Secretary of State Hillary Clinton's visit to China this week marked the end of what has been a bruising summer in the Asia Pacific. Disputes between China and its neighbors have flared enough to raise the temperature in some of the world's most vital shipping lanes.
At the heart of many of these conflicts are dense fishing grounds and potentially massive energy reserves. Vietnam, the Philippines and China are all scrambling to advance offshore drilling efforts in contested regions, and overexploited coastal zones have driven fishermen to venture further and further into disputed waters. Diplomacy has stalled, China continues to refuse multilateral talks, while smaller countries with claims in the region are fortifying defenses and soliciting help from foreign powers.
It's quickly shaping into the greatest geopolitical chess match to strike the high seas in decades. In the balance are vast consequences for global trade, American influence abroad and the livelihoods of 10s of millions of people who depend daily on ocean resources.
"There are a lot of different directions this could go, and many of them are not good," said Bonnie Glaser, a China expert and senior fellow at the Center for Strategic and International Studies. "To some extent, the Chinese have really taken their gloves off."
The United States, meanwhile, has great interest in the Asia Pacific for its shipping lanes and strategic military positioning. American diplomats have had to walk a tight-rope between concerns from regional allies, such as Japan and the Philippines, while appeasing China, its second leading trade partner.
On a map, the five major flashpoints for this festering conflict are just specks in a seemingly endless expanse of blue. But for the handful of nations, including the United States, now locked in bitter dispute over them, they are the keys to a prolonged and energy independent tomorrow.
Paracel and Spratly Island Chains
In July, in one of its boldest moves yet in contested waters, China established a city and military garrison on a sparsely populated island in the Paracels to manage the nearly 1.4 million-mile swath of ocean it now claims in the South China Sea. The move was a direct response to an earlier attempt by Vietnam to force foreign ships to notify officials before crossing their waters. It also put neighbors and the United States on notice that China has no plans of backing away from rival claims. They will simply fight fire with fire.

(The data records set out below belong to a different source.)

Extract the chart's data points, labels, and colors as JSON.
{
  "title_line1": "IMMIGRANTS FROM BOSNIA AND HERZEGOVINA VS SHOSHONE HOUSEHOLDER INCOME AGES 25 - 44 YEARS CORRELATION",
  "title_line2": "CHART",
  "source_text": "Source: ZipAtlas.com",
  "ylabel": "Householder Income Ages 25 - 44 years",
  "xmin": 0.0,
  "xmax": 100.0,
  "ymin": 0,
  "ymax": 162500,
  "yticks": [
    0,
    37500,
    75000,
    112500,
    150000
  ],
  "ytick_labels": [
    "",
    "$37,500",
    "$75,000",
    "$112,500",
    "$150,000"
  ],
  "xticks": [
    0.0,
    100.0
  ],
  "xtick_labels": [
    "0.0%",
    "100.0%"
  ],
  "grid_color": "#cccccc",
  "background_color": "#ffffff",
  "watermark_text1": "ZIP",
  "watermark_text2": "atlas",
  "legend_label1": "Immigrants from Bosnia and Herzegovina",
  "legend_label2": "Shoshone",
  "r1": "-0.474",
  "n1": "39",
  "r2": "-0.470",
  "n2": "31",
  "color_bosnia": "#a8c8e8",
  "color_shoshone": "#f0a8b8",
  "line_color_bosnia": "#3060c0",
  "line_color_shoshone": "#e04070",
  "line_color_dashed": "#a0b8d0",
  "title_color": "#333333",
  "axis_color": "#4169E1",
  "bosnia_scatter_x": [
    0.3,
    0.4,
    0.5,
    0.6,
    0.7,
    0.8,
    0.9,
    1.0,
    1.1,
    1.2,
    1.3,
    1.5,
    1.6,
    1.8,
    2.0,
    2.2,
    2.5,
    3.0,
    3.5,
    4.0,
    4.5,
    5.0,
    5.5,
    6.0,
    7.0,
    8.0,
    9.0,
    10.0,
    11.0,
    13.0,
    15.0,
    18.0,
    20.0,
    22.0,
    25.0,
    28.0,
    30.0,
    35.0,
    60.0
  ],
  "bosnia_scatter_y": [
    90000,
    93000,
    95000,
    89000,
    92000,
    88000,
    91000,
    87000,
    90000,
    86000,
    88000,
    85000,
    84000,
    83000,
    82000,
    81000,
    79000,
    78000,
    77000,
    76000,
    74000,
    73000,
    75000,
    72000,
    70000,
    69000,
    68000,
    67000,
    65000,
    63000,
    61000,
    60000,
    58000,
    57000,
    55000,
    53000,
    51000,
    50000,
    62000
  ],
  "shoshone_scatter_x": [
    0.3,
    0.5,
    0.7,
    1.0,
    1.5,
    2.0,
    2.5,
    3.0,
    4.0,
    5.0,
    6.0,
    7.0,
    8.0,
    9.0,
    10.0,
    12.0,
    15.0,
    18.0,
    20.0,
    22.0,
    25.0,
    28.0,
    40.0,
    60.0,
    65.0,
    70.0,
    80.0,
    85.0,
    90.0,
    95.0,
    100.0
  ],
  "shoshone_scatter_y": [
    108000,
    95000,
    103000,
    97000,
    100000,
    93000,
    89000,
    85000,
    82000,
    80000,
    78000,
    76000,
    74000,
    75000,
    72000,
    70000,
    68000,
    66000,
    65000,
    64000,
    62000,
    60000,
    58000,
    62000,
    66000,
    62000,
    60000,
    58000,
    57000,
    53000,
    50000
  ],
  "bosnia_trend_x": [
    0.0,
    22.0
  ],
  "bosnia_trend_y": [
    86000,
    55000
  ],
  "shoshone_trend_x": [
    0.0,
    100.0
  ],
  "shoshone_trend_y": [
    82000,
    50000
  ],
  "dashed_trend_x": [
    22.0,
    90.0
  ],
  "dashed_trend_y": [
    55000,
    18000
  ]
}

In addition to the island, China claims the entirety of the Paracel and Spratly chains -- the largest underdeveloped archipelagos in the South China Sea -- and their surrounding waters, which are dense with fish and cover potentially vast oil and natural gas reserves. The claim is hotly refuted by Vietnam and the Philippines, which each claim portions of both chains.
Scarborough Shoal
China and the Philippines have long bickered over this tiny guano-coated outcropping and the fishing grounds and purportedly vast energy stores it pinpoints. But lately the feud has taken a hostile turn and each side appears to be growing bolder in its claim, building defenses and digging in for what could prove a violent next couple of years.
Last spring, a clash erupted between the two countries when a Philippine warship tried to force Chinese fishermen from the shoal, prompting China to dispatch paramilitary ships and put a freeze on Filipino banana imports. A tense two-month staredown ensued. The Philippines finally backed off, at least temporarily; the Chinese still have boats there and are reportedly blocking Filipino fishermen from reaching the best fishing grounds.
At its annual meeting this summer, ASEAN, the bloc representing Southeast Asian interests, failed to publicly address the Scarborough conflict and others like it. For the first time in its 45-year history, the group failed even to produce a simple communiqué, and reports trickled out that Cambodia, which China continues to pump with money, opposed any mention of the disputes.
Filipino President Benigno Aquino III announced in July that his country will acquire at least 40 military aircraft, a retired U.S. Coast Guard boat and other weapons in the next two years, in order to better defend itself in future confrontations.
Senkaku Islands
Anti-Japanese protests have spread across China in recent weeks after Japan arrested Chinese activists who sailed to these disputed islands in the East China Sea and began hurling bricks at Japanese coast guard officials.
Japan has claimed the group of islands for more than 40 years, despite opposition from both China and Taiwan. Both sides have interests in the archipelago's strategic positioning and its nearby resources -- fish, mineral deposits and potential energy reserves.
The feud intensified in 2010, when a Chinese fishing vessel collided with Japanese patrol ships near one of the islands. Japan arrested and deported the fishermen, but the episode infuriated many in China and Taiwan. Japan sparked a fresh round of shouting when it announced last year it would purchase the islands from their longtime private Japanese owner.
Dokdo Islands
South Korean President Lee Myung-bak ripped open the long-festering wound between Japan and his country over these islands when he visited them last month -- the first such visit by a South Korean president ever. The Japanese government immediately denounced the trip and lashed back by pulling its ambassador out of Seoul.
Japan and both Koreas lay claim to this pair of islands and their surrounding fishing grounds, though the central disagreement has long been between Japan and South Korea. South Korea, which has stationed a military unit on the islands since the 1950s, views them as important symbols in its still-lingering colonial vendetta with Japan.